23 prisoners were killed after security forces entered la Modelo prison in Bogota. Prisoners were protesting over the failure to implement adequate social distancing measures in response to coronavirus. Human rights groups have called for investigations into the violence.
19 March 2020
Colombia has implemented a series of emergency measures in response to the coronavirus outbreak. By the evening of Wednesday 18 March, there were 102 confirmed cases of people infected by the virus in Colombia, although there have not been any recorded deaths. In response to the global crisis, the government has closed borders and implemented a curfew across much of the country.
On Tuesday 17 March, President Iván Duque declared a state of emergency. Measures include the closure of schools, restaurants and bars, while people over the age of 70 have been ordered to stay at home unless buying essential food or health products. Colombia has also closed its air and land borders and banned entry to non-citizens and non-residents. At least 18 of Colombia’s 32 regional departments are currently under curfew.

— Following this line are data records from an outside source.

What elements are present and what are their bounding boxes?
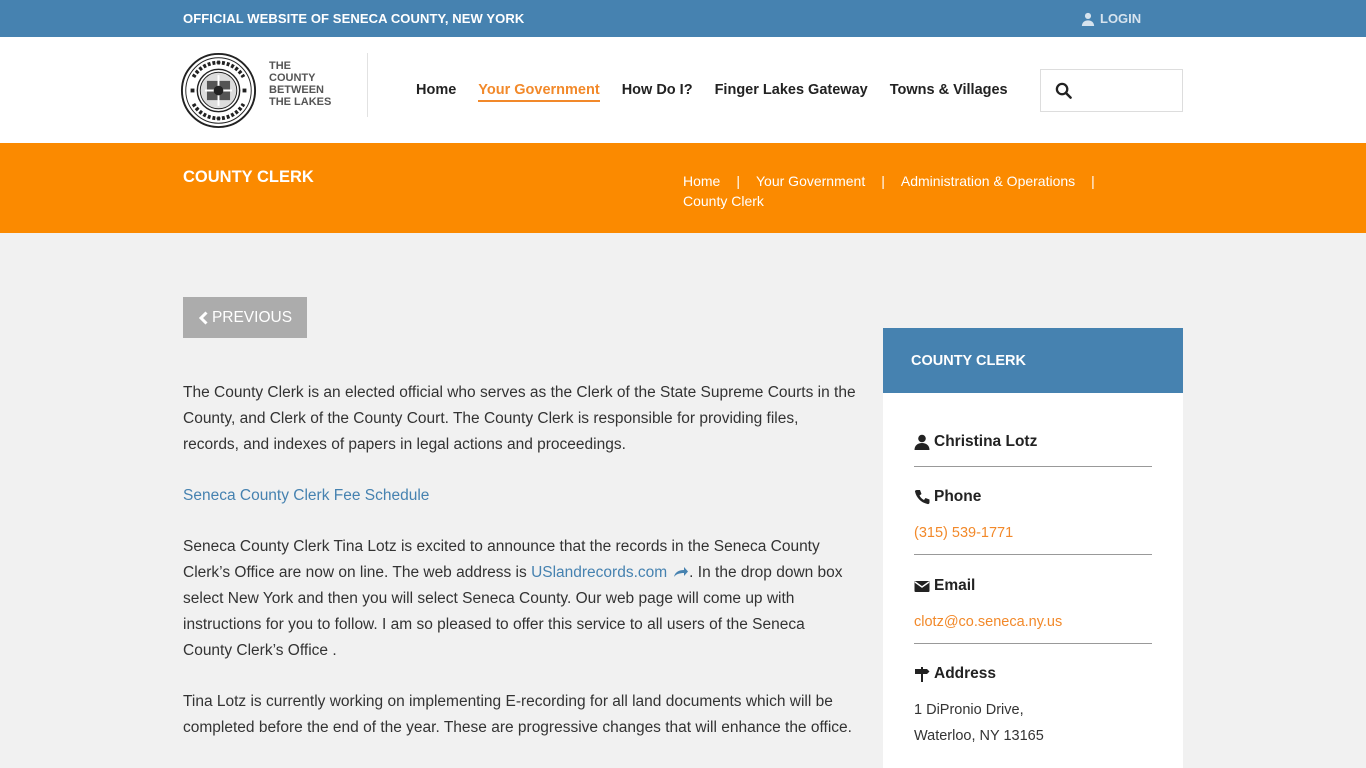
tagline-line: THE xyxy=(269,60,291,72)
official-website-label: OFFICIAL WEBSITE OF SENECA COUNTY, NEW Y… xyxy=(183,11,525,26)
phone-label-text: Phone xyxy=(934,488,982,505)
nav-your-government[interactable]: Your Government xyxy=(478,82,600,102)
nav-how-do-i[interactable]: How Do I? xyxy=(622,82,693,102)
contact-name-item: Christina Lotz xyxy=(914,433,1152,451)
envelope-icon xyxy=(914,581,930,592)
user-icon xyxy=(1081,12,1095,26)
sidebar-header: COUNTY CLERK xyxy=(883,328,1183,393)
tagline-line: BETWEEN xyxy=(269,84,324,96)
breadcrumb-home[interactable]: Home xyxy=(683,173,720,189)
divider xyxy=(914,643,1152,644)
email-link[interactable]: clotz@co.seneca.ny.us xyxy=(914,614,1062,630)
divider xyxy=(914,466,1152,467)
email-label-text: Email xyxy=(934,577,976,594)
county-seal-logo[interactable] xyxy=(180,52,257,129)
sidebar-title: COUNTY CLERK xyxy=(911,353,1026,369)
main-nav: Home Your Government How Do I? Finger La… xyxy=(416,82,1030,102)
previous-button[interactable]: PREVIOUS xyxy=(183,297,307,338)
divider xyxy=(914,554,1152,555)
signpost-icon xyxy=(915,667,930,682)
nav-home[interactable]: Home xyxy=(416,82,456,102)
breadcrumb-separator: | xyxy=(736,173,740,189)
search-box[interactable] xyxy=(1040,69,1183,112)
link-text: USlandrecords.com xyxy=(531,564,668,581)
user-icon xyxy=(914,434,930,450)
site-header: THE COUNTY BETWEEN THE LAKES Home Your G… xyxy=(0,37,1366,143)
contact-address-item: Address 1 DiPronio Drive, Waterloo, NY 1… xyxy=(914,665,1152,749)
breadcrumb-separator: | xyxy=(881,173,885,189)
breadcrumb: Home | Your Government | Administration & Op… xyxy=(683,171,1153,211)
nav-finger-lakes-gateway[interactable]: Finger Lakes Gateway xyxy=(715,82,868,102)
address-label: Address xyxy=(914,665,1152,683)
contact-email-item: Email clotz@co.seneca.ny.us xyxy=(914,577,1152,635)
top-bar: OFFICIAL WEBSITE OF SENECA COUNTY, NEW Y… xyxy=(0,0,1366,37)
page-title-band: COUNTY CLERK Home | Your Government | Admini… xyxy=(0,143,1366,233)
main-content: The County Clerk is an elected official … xyxy=(183,380,858,766)
email-label: Email xyxy=(914,577,1152,595)
phone-label: Phone xyxy=(914,488,1152,506)
nav-towns-villages[interactable]: Towns & Villages xyxy=(890,82,1008,102)
breadcrumb-your-government[interactable]: Your Government xyxy=(756,173,865,189)
erecording-paragraph: Tina Lotz is currently working on implem… xyxy=(183,693,852,736)
address-label-text: Address xyxy=(934,665,997,682)
tagline-line: THE LAKES xyxy=(269,96,332,108)
fee-schedule-link[interactable]: Seneca County Clerk Fee Schedule xyxy=(183,487,429,504)
search-input[interactable] xyxy=(1080,83,1175,98)
previous-label: PREVIOUS xyxy=(211,308,293,326)
breadcrumb-separator: | xyxy=(1091,173,1095,189)
address-line: 1 DiPronio Drive, xyxy=(914,702,1024,718)
intro-paragraph: The County Clerk is an elected official … xyxy=(183,384,856,453)
tagline: THE COUNTY BETWEEN THE LAKES xyxy=(269,60,349,108)
breadcrumb-current: County Clerk xyxy=(683,193,764,209)
login-label: LOGIN xyxy=(1100,11,1142,26)
uslandrecords-link[interactable]: USlandrecords.com xyxy=(531,564,689,581)
search-icon[interactable] xyxy=(1055,82,1072,99)
external-link-icon xyxy=(674,567,689,577)
breadcrumb-administration-operations[interactable]: Administration & Operations xyxy=(901,173,1075,189)
sidebar-contact-card: Christina Lotz Phone (315) 539-1771 Emai… xyxy=(883,393,1183,768)
online-records-paragraph: Seneca County Clerk Tina Lotz is excited… xyxy=(183,534,858,664)
address-line: Waterloo, NY 13165 xyxy=(914,728,1044,744)
header-divider xyxy=(367,53,368,117)
tagline-line: COUNTY xyxy=(269,72,316,84)
login-link[interactable]: LOGIN xyxy=(1081,11,1141,26)
phone-link[interactable]: (315) 539-1771 xyxy=(914,525,1013,541)
contact-phone-item: Phone (315) 539-1771 xyxy=(914,488,1152,546)
address-value: 1 DiPronio Drive, Waterloo, NY 13165 xyxy=(914,697,1152,749)
chevron-left-icon xyxy=(198,310,208,325)
phone-icon xyxy=(914,490,930,505)
contact-name: Christina Lotz xyxy=(934,433,1038,450)
contact-name-label: Christina Lotz xyxy=(914,433,1152,451)
page-title: COUNTY CLERK xyxy=(183,168,314,186)
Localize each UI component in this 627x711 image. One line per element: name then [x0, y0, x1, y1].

However, there have been protests against the Duque government after it removed powers from municipal and regional authorities to take their own measures. Social media showed citizens banging pots and pans – a popular act of dissent in Latin America known as a cacerolazo – from their balconies and homes while chanting for Duque to resign.
There are also serious concerns over the capacity of Colombia’s health system to deal with the crisis. The country has fewer than 10,000 intensive care beds, an insufficient number in the possibility of a severe escalation in coronavirus patients. Doctors and nurses have criticised the government for failing to ensure their safety from the virus.

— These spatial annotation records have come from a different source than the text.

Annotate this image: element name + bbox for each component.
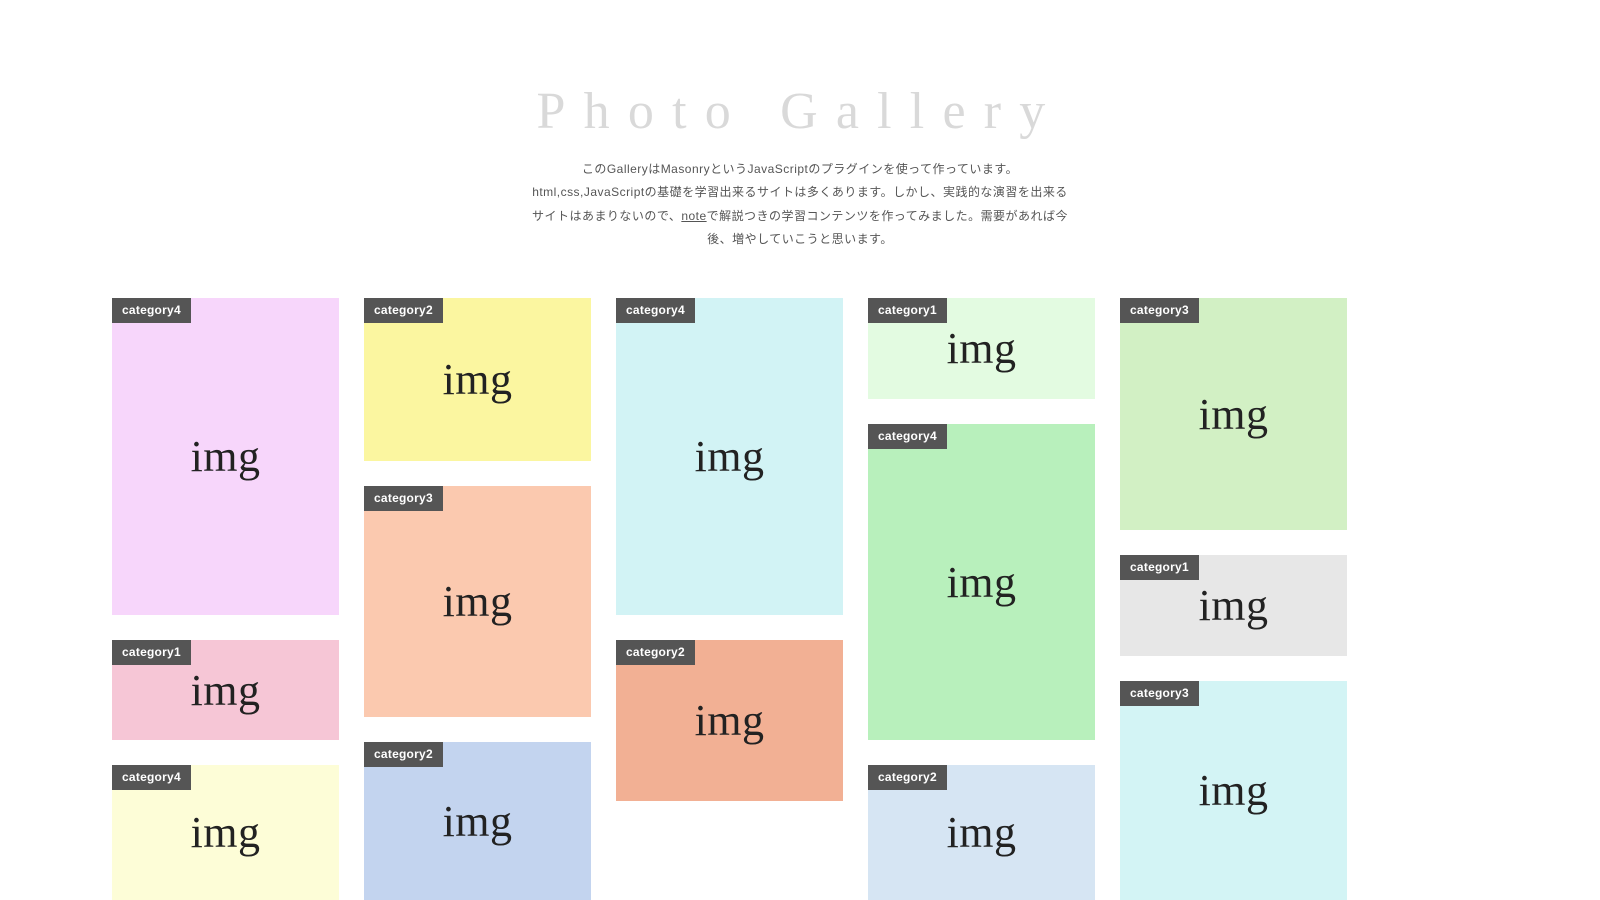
- gallery-card[interactable]: category4 img: [112, 298, 339, 615]
- category-badge: category4: [868, 424, 947, 449]
- gallery-card[interactable]: category1img: [112, 640, 339, 740]
- category-badge: category3: [1120, 681, 1199, 706]
- category-badge: category4: [616, 298, 695, 323]
- image-placeholder-label: img: [1199, 580, 1269, 631]
- image-placeholder-label: img: [947, 807, 1017, 858]
- category-badge: category3: [1120, 298, 1199, 323]
- category-badge: category3: [364, 486, 443, 511]
- image-placeholder-label: img: [947, 323, 1017, 374]
- category-badge: category1: [1120, 555, 1199, 580]
- image-placeholder-label: img: [1199, 389, 1269, 440]
- gallery-card[interactable]: category4img: [112, 765, 339, 900]
- gallery-card[interactable]: category1img: [1120, 555, 1347, 656]
- image-placeholder-label: img: [191, 431, 261, 482]
- image-placeholder-label: img: [443, 576, 513, 627]
- category-badge: category2: [364, 298, 443, 323]
- gallery-card[interactable]: category2 img: [364, 742, 591, 900]
- category-badge: category1: [112, 640, 191, 665]
- category-badge: category1: [868, 298, 947, 323]
- image-placeholder-label: img: [191, 665, 261, 716]
- desc-line-1: このGalleryはMasonryというJavaScriptのプラグインを使って…: [582, 162, 1018, 176]
- gallery-card[interactable]: category3 img: [1120, 298, 1347, 530]
- category-badge: category4: [112, 765, 191, 790]
- image-placeholder-label: img: [947, 557, 1017, 608]
- gallery-card[interactable]: category1img: [868, 298, 1095, 399]
- gallery-card[interactable]: category4 img: [616, 298, 843, 615]
- gallery-card[interactable]: category2 img: [616, 640, 843, 801]
- category-badge: category2: [616, 640, 695, 665]
- category-badge: category4: [112, 298, 191, 323]
- gallery-card[interactable]: category2 img: [364, 298, 591, 461]
- description: このGalleryはMasonryというJavaScriptのプラグインを使って…: [530, 158, 1070, 252]
- gallery-grid: category4imgcategory1imgcategory4imgcate…: [112, 298, 1488, 900]
- image-placeholder-label: img: [191, 807, 261, 858]
- desc-line-2b: で解説つきの学習コンテンツを作ってみました。需要があれば今後、増やしていこうと思…: [707, 209, 1068, 246]
- image-placeholder-label: img: [1199, 765, 1269, 816]
- image-placeholder-label: img: [443, 796, 513, 847]
- category-badge: category2: [868, 765, 947, 790]
- gallery-card[interactable]: category2img: [868, 765, 1095, 900]
- gallery-card[interactable]: category4 img: [868, 424, 1095, 740]
- image-placeholder-label: img: [695, 431, 765, 482]
- page-title: Photo Gallery: [0, 82, 1600, 141]
- gallery-card[interactable]: category3 img: [1120, 681, 1347, 900]
- gallery-card[interactable]: category3 img: [364, 486, 591, 717]
- category-badge: category2: [364, 742, 443, 767]
- image-placeholder-label: img: [443, 354, 513, 405]
- image-placeholder-label: img: [695, 695, 765, 746]
- note-link[interactable]: note: [681, 209, 706, 223]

With so much uncertainty around the coronavirus, it is difficult to predict the impact it will have on the fragile peace process. However, violence against FARC members has continued: on Tuesday, former guerrillas Belle Ester Carrillo Leal and Irnel Flores Forero, who were in a relationship, were murdered in the Caquetá region of southeast Colombia. Their deaths bring the total number of reincorporating FARC members murdered since the peace process was signed in November 2016 to 190.